The self-sabotaging ethic of pacifism and justice expressed by the Pope in Cameroon is characteristic of liberal theologians among whom (despite their opposition to abortion and contraception) Catholics currently stand. A revealing example of this ethic is Martin Niemöller’s iconic poem against Nazi totalitarianism:
They came first for the communists,
___and I did not speak up, because I was not a communist.
Then they came for the trade unionists,
___and I did not speak up, because I was not a trade unionist.
Then they came for the Jews,
___and I did not speak up, because I was not a Jew.
And then they came for me,
___and by that time there was no one left to speak up.
While the sentiment of mutual accountability in this celebrated poem is admirable, the underlying idea that Nazi totalitarianism could have been stopped by “speaking up” is dangerous, and enables oppression. It was not an army of rhetoriticians who marched on Berlin and liberated the death camps.
Adult Moral Thinking
As Christians we certainly must love our enemies, but that does not absolve us the responsibility of protecting the innocent from those enemies. We may turn the other cheek, but we have no right to turn someone else’s cheek, even by omission and inaction. Jesus taught us to be “innocent as doves” but also “shrewd as serpents,” or as Paul put it: “in regard to evil be infants, but in your thinking be adults.”
The “right reason” Pope Benedict invoked requires us to balance considerations of peace and justice, and accept the harsh necessities presented by the real world.
Shrewd, adult thinking recognizes that not all oppressors can be talked down. So, although we may not hate our enemies, that does not mean we delude ourselves about the often violent nature of social reality. Jesus made this quite clear when he admonished his followers: “One who has no sword must sell his coat and buy one.” Even Mahatma Gandhi, who has become an interfaith emblem of non-violence, was emphatic on this point:
I have been repeating over and over again that he who cannot protect himself or his nearest and dearest or their honour by non-violently facing death may and ought to do so by violently dealing with the oppressor.
The moral distinction is not between the violent and the non-violent, but between those who engage in violence enthusiastically and those who resort to violence only reluctantly and out of necessity.

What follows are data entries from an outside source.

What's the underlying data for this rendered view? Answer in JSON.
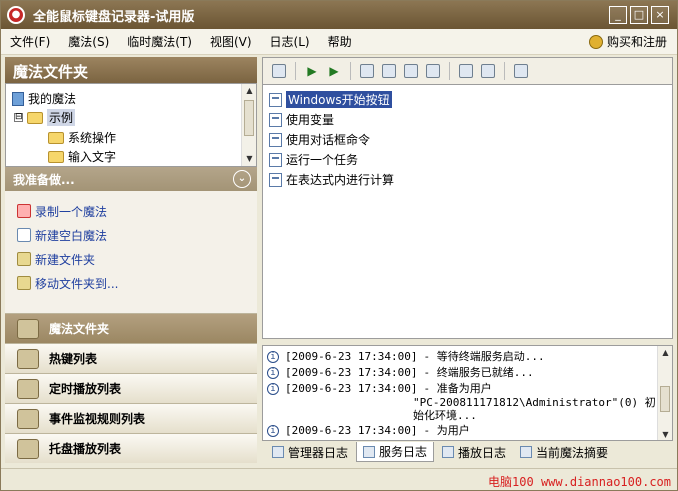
{
  "window": {
    "title": "全能鼠标键盘记录器-试用版",
    "buttons": [
      "_",
      "□",
      "×"
    ]
  },
  "menu": {
    "items": [
      "文件(F)",
      "魔法(S)",
      "临时魔法(T)",
      "视图(V)",
      "日志(L)",
      "帮助"
    ],
    "buy": "购买和注册"
  },
  "left": {
    "title": "魔法文件夹",
    "tree": {
      "root": "我的魔法",
      "expander": "⊟",
      "selected": "示例",
      "children": [
        "系统操作",
        "输入文字"
      ]
    },
    "tasks_title": "我准备做...",
    "tasks": [
      "录制一个魔法",
      "新建空白魔法",
      "新建文件夹",
      "移动文件夹到..."
    ],
    "nav": [
      "魔法文件夹",
      "热键列表",
      "定时播放列表",
      "事件监视规则列表",
      "托盘播放列表"
    ]
  },
  "magic_list": [
    "Windows开始按钮",
    "使用变量",
    "使用对话框命令",
    "运行一个任务",
    "在表达式内进行计算"
  ],
  "log": [
    {
      "time": "[2009-6-23 17:34:00]",
      "msg": "- 等待终端服务启动..."
    },
    {
      "time": "[2009-6-23 17:34:00]",
      "msg": "- 终端服务已就绪..."
    },
    {
      "time": "[2009-6-23 17:34:00]",
      "msg": "- 准备为用户"
    },
    {
      "time": "",
      "msg": "\"PC-200811171812\\Administrator\"(0) 初"
    },
    {
      "time": "",
      "msg": "始化环境..."
    },
    {
      "time": "[2009-6-23 17:34:00]",
      "msg": "-       为用户"
    }
  ],
  "log_tabs": [
    "管理器日志",
    "服务日志",
    "播放日志",
    "当前魔法摘要"
  ],
  "status": {
    "watermark": "电脑100 www.diannao100.com"
  }
}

This is the core ethic of ius ad bellum, a just reason for war : that war is justified only when peace and justice cannot be simultaneously served.

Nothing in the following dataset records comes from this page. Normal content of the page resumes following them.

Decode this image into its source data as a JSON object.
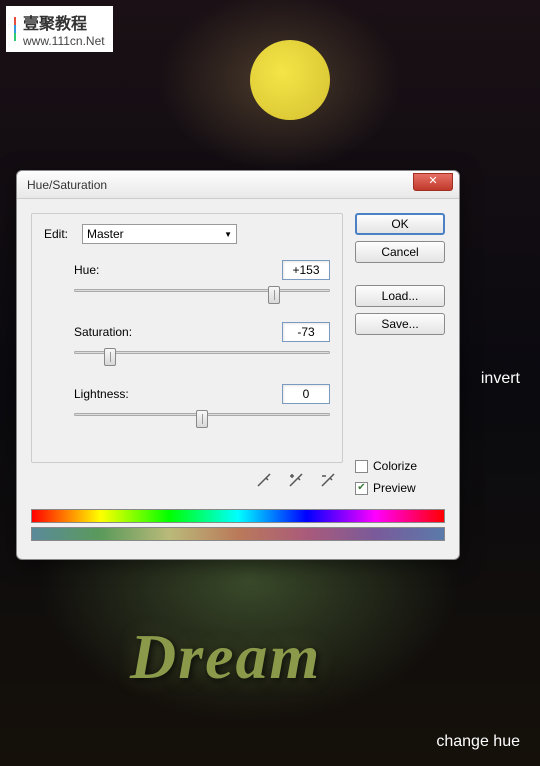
{
  "watermark": {
    "cn": "壹聚教程",
    "url": "www.111cn.Net"
  },
  "labels": {
    "invert": "invert",
    "change_hue": "change hue"
  },
  "artwork": {
    "text": "Dream"
  },
  "dialog": {
    "title": "Hue/Saturation",
    "close": "✕",
    "edit_label": "Edit:",
    "edit_value": "Master",
    "sliders": {
      "hue": {
        "label": "Hue:",
        "value": "+153",
        "pos": 78
      },
      "saturation": {
        "label": "Saturation:",
        "value": "-73",
        "pos": 14
      },
      "lightness": {
        "label": "Lightness:",
        "value": "0",
        "pos": 50
      }
    },
    "buttons": {
      "ok": "OK",
      "cancel": "Cancel",
      "load": "Load...",
      "save": "Save..."
    },
    "checkboxes": {
      "colorize": {
        "label": "Colorize",
        "checked": false
      },
      "preview": {
        "label": "Preview",
        "checked": true
      }
    }
  }
}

But even so, just war has as its ultimate goal a just peace, and therefore all valid articulations of ius ad bellum are in reality expressions of ius in pace, ways to achieve justice in the larger context of long-term peace, just as surgery is a wound we suffer temporarily in order to make the body whole and healthy over the long term.
A just and reasonable religion no more abjures violent force in the pursuit of social justice than a loving and reasonable adult would abjure medical treatment for his or her infant.

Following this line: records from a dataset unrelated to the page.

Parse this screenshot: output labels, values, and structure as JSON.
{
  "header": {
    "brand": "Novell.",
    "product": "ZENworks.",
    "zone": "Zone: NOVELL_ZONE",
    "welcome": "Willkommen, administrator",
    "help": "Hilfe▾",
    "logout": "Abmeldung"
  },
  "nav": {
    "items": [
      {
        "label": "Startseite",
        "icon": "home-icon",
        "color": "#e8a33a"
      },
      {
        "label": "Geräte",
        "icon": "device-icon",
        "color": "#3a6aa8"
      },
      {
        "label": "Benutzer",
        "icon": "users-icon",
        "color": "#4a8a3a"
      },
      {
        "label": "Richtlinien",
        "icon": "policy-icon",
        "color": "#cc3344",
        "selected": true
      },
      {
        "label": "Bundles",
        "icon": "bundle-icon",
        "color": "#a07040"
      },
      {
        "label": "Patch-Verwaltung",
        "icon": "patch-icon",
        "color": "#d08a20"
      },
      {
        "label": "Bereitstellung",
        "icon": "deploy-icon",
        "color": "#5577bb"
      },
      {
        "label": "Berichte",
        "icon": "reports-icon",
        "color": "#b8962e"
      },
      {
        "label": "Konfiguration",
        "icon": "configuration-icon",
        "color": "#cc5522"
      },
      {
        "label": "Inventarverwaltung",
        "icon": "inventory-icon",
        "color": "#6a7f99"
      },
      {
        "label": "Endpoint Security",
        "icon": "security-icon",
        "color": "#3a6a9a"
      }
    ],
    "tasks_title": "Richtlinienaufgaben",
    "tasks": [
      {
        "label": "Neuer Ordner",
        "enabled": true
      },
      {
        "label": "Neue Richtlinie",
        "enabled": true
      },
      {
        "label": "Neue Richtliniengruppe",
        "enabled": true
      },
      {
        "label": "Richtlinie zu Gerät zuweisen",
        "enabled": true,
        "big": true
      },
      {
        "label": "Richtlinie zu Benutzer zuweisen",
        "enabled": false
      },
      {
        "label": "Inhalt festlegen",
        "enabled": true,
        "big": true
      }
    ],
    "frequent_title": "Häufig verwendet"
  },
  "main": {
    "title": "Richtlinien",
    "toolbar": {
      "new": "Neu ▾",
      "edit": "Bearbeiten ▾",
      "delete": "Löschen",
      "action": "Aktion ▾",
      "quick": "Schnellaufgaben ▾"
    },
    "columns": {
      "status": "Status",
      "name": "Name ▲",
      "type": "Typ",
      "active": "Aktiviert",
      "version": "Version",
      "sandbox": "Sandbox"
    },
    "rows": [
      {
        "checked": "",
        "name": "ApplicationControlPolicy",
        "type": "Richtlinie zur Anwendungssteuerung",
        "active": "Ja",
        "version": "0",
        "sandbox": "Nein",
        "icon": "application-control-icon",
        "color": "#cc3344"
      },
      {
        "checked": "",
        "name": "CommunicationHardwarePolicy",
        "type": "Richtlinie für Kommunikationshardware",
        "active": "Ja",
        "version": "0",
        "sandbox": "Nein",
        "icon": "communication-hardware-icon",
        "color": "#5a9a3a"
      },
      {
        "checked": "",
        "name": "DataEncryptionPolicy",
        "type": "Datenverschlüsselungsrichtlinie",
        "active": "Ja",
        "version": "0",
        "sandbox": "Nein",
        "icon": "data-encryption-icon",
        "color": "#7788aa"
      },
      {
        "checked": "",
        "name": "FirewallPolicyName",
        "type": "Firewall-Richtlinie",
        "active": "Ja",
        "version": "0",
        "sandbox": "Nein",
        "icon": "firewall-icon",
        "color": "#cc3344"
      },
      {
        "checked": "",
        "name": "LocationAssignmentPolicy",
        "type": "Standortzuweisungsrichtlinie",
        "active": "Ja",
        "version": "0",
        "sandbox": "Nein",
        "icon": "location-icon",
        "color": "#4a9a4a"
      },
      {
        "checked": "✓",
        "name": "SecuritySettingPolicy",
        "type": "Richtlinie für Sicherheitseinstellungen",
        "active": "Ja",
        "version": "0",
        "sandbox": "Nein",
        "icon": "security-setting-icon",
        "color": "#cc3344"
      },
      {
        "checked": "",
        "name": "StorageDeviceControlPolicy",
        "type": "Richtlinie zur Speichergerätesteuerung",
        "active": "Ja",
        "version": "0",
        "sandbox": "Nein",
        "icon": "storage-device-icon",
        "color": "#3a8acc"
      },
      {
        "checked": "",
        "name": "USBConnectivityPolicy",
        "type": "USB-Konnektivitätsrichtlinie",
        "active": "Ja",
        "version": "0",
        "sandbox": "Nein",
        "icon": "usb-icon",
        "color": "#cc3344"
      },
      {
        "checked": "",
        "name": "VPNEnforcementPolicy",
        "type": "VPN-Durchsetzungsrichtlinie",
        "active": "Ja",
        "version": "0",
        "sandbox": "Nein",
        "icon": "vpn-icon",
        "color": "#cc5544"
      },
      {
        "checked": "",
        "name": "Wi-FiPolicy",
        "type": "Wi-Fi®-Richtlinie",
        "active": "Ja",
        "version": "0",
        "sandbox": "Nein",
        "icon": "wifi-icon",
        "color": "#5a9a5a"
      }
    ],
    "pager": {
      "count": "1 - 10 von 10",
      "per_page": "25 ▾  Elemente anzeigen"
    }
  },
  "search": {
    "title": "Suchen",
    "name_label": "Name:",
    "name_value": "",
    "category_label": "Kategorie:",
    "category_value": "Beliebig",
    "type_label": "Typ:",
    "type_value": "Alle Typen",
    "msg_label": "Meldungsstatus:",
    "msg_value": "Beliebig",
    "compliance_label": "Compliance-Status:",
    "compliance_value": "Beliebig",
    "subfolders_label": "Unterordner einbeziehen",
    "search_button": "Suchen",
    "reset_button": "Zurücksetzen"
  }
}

Still, although his rhetoric was regrettable, by celebrating the peaceful coexistence of Christians and Muslims in Cameroon — which stands in shocking contrast to the inter-religious strife in Nigeria to the north — Pope Benedict is striking a helpful chord. If everyone would choose peace, peace is possible. The Cameroonians, and in fact the Pope himself, are proving a concept that the Nigerians should emulate.
* “Followings” has a far less negative connotation than the term normally used to describe devotees of particular saints: “cults.”